A Modern OS (HaikuOS)

May 12 2018 · 3 minute read · by NavJack27

What makes a modern OS?

In the year 2018 I’d say the minimal thing that makes an operating system viable is the available web browser. There are so many things you can do on the internet that can make shortcomings in the OS itself more palatable. There are very capable ChromeOS devices out there that are living proof of this.

Misplaced priorities.

HaikuOS is one of the few totally alternative operating systems in existence. It’s based off BeOS from the 90s and is a very capable and very fast and responsive OS. A big issue with Haiku is that there really isn’t a modern web browser available right now. The default installed browser on the nightly alpha build on both x86 and 64-bit is WebPositive and this web browser is just horrific. Opening YouTube crashes, it and it barely passes Web BaseMark. If you open the HaikuDepot and search for web browsers to install you’ll find things like Otter Browser, QupZilla and Dooble. Otter Browser is probably the most usable in a modern web environment along with Dooble but Dooble requires some settings modifications to meet these criteria. QupZilla is right down there with WebPositive and really shouldn’t be used. In a virtualized environment with a minimally powered laptop running Linux; HaikuOS is very usable and very often I catch myself wanting to do more things in the VM then in my native Linux install. It has to do with how responsive everything feels. It’s snappy, doing many things at once doesn’t have that preempted task stuttering feeling, it’s very smooth in times where it has no right to be as smooth as it’s being.

Eternal alpha.

This led me to installing HaikuOS bare to the metal as it were. It took some doing due to UEFI stupidness in my HP laptop, but I did get it installed on a USB stick and it booted up. Awesome! It sees all my cores, all my RAM except it doesn’t see my Wi-Fi and this laptop is too sleek and ‘thin-and-light’ to have a big awkward Ethernet port. I knew this before hand from searching through Haiku’s source code and driver stack. They don’t yet have Kaby Lake refresh internal Wi-Fi drivers built. Hopefully they will soon because some developer of Haiku will probably buy a new laptop with it and require them. Due to this I couldn’t test anything the way I wanted to, so I just stuck to my virtual machine.

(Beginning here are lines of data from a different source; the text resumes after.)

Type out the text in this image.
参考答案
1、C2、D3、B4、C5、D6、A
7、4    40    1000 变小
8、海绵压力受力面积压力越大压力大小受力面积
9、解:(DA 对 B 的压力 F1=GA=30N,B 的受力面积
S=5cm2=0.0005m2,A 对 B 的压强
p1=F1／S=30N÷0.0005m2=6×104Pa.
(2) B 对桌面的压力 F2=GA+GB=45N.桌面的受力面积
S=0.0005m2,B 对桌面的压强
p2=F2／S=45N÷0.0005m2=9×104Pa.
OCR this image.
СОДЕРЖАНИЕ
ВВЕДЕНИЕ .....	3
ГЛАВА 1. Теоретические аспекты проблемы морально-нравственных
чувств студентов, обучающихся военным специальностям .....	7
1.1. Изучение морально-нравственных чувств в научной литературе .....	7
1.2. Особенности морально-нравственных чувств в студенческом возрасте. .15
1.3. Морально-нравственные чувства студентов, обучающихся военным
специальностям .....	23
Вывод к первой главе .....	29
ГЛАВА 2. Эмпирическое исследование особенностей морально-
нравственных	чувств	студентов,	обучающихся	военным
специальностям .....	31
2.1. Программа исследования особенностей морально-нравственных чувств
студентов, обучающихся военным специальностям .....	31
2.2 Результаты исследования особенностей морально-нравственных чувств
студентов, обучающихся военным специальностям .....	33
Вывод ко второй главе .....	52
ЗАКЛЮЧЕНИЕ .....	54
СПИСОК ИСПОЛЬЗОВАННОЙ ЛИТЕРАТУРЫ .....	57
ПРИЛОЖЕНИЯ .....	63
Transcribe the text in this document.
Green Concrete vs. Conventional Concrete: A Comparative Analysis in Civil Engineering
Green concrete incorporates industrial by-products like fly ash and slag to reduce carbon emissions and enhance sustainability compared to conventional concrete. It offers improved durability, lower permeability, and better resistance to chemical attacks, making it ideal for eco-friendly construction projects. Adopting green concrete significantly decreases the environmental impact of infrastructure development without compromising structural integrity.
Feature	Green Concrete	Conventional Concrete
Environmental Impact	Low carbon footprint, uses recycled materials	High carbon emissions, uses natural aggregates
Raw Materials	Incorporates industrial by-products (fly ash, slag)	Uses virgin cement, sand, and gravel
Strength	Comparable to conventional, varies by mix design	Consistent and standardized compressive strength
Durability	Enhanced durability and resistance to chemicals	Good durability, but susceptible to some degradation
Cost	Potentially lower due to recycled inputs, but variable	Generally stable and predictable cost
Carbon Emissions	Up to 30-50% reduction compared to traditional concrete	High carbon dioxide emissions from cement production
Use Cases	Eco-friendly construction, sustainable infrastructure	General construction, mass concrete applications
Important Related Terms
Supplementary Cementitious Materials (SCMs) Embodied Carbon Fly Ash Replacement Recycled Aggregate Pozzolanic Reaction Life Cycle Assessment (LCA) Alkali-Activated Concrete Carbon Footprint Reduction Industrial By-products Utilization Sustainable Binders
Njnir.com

If you decide to download HaikuOS make sure that you are downloading the nightly release and not the years old version. On my computer I have a virtual machine for each of the releases, x86 and 64-bit that I tool around with to check on the progress of development. I personally love the idea of an operating system that isn’t imitating anything (ReactOS) and is striving for a different end goal then most things (Linux Kernel based systems).

Almost There!

I want to be able to use Haiku the way I want to. A modern web browser could be the big step it needs. I could excuse the lack of drivers and be totally happy using it in a virtual machine on my low powered laptop. That is a testament to how well the OS runs. I’ve purposefully “bottlenecked” my look at Haiku because my logic is that if an OS feels good to use while virtualized then it’s got to be tons better then this on bare metal. I was right, they just need the drivers first.